I work for HP and we sell a bunch of these for various uses:
http://www.hp.com/go/mds600
Holds 70 x 2TB (and soon to be 3TB) drives in a 5U foot print.
Can easily hold 6 of these in a single rack (840 TB) and possibly a bit more but you have to actually look at things like floor weight at that point.
I am working on a project right now that involves Video Surveillance and the customer bought 4 fully loaded X9720s which have 912TB Useable (After RAID6 and online spares). The full 3.6PB takes 8 racks (4 of them have 10U free but the factory always builds them a certain way).
The scary part is once all their cameras are online, if they record at the higher bitrate offered by the cameras, this 3.6PB will only hold about 60 days worth of video before it starts eating the old data.
They have the ability and long term plan to double or triple the storage.
Other uses are instead of 2TB drives you can put 70 x 600GB 15K rpm drives.

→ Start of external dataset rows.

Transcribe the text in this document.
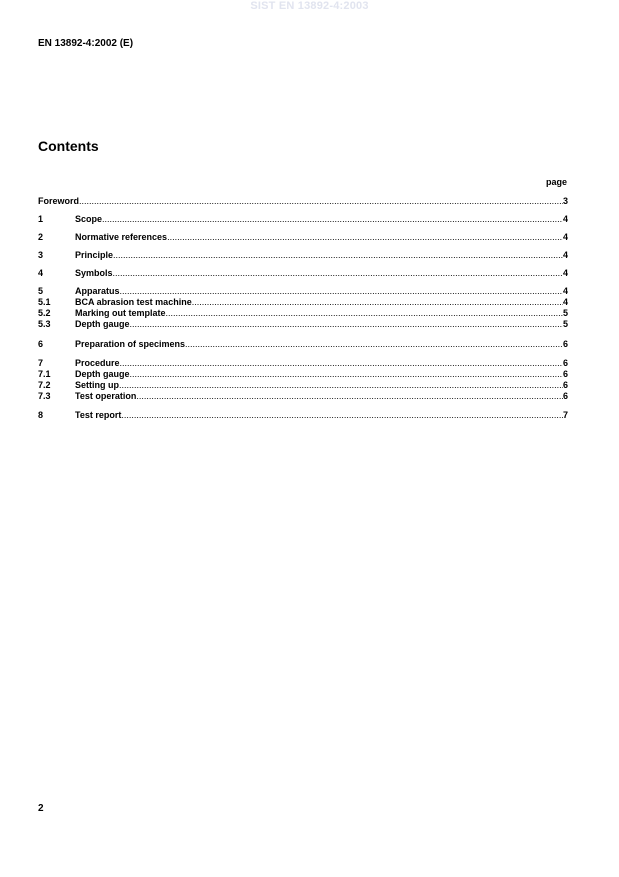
SIST EN 13892-4:2003
EN 13892-4:2002 (E)
Contents
page
Foreword .....	3
1	Scope .....	4
2	Normative references .....	4
3	Principle .....	4
4	Symbols .....	4
5	Apparatus .....	4
5.1	BCA abrasion test machine .....	4
5.2	Marking out template .....	5
5.3	Depth gauge .....	5
6	Preparation of specimens .....	6
7	Procedure .....	6
7.1	Depth gauge .....	6
7.2	Setting up .....	6
7.3	Test operation .....	6
8	Test report .....	7
2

Thats the basis for the high end VDI Reference Architecture published on our web page.
Each 35 drive drawer is managed by a single blade server and converts the local disk to an iSCSI node. Then you cluster storage volumes across multiple iSCSI nodes (known as Network RAID because you are striping or mirroring across completely different nodes for maximum redundancy)
And all of these are only considered mid level storage.
The truly high end ignores density and goes for raw horsepower like the new 3Par V800.
So Yes, I agree with haplo602. Not very high end when comparing to corporate customers.